The equipment was gathered from all over the hospital and, after treating him the best we could, we left the boy in his mother’s arms and moved on to other patients.

In the United States, doctors would have put this little one on a breathing tube because he was exhausted from breathing too quickly. The work would have been done and appropriate changes to fluids and electrolytes would have been made reflexively. He likely would have had more than one IV providing fluids. Most importantly, he might have lived until the morning.

But we were not in the States, and the morning brought heart-breaking news.

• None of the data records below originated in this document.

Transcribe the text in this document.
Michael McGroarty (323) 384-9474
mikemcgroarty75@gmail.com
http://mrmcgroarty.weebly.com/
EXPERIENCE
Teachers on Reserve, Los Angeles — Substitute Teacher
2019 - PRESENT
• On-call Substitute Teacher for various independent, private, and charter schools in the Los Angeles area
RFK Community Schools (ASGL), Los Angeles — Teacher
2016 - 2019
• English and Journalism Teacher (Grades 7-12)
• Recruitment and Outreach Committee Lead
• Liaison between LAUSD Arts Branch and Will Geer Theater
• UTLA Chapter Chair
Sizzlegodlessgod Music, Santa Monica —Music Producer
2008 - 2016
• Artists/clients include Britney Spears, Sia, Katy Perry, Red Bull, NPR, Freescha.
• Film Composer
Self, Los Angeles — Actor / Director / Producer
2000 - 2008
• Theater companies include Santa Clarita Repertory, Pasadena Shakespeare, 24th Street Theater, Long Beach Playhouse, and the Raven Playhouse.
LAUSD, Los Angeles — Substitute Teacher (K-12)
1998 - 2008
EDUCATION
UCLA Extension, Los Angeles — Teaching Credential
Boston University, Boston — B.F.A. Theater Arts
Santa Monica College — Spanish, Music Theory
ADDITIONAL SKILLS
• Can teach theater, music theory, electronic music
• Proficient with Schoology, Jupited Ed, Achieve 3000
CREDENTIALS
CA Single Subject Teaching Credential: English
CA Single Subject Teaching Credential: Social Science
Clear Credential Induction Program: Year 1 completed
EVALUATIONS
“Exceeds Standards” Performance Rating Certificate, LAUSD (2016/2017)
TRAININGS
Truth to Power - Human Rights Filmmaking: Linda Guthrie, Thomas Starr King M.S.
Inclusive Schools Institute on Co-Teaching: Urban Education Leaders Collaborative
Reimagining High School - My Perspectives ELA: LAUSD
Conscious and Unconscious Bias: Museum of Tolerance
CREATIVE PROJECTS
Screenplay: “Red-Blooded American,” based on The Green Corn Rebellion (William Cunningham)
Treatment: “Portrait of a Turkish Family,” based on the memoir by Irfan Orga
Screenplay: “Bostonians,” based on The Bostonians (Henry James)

I am still not sure why his death caught me so off guard. It could be because I had not experienced the death of a pediatric patient until then. It may be because when we left, he looked better and more alert so I was not expecting anything but improvement. However, I think the most likely reason is that I have never seen a child die from something as simple as diarrhea.

Diarrhea killed this baby, and it happens every single day across the world. I was so naïve. Never again will I leave the hospital simply assuming my patients will all be alive when I return in the morning. Never again will I assume that people know things that seem so obvious to me – like the fact that two weeks of diarrhea every day is a cause for concern.

(EDITOR’S NOTE – Hunter Johnson is a fourth-year medical student who volunteered with Baylor College of Medicine’s HIV pediatric clinic in Mbabane, Swaziland, in early 2015.)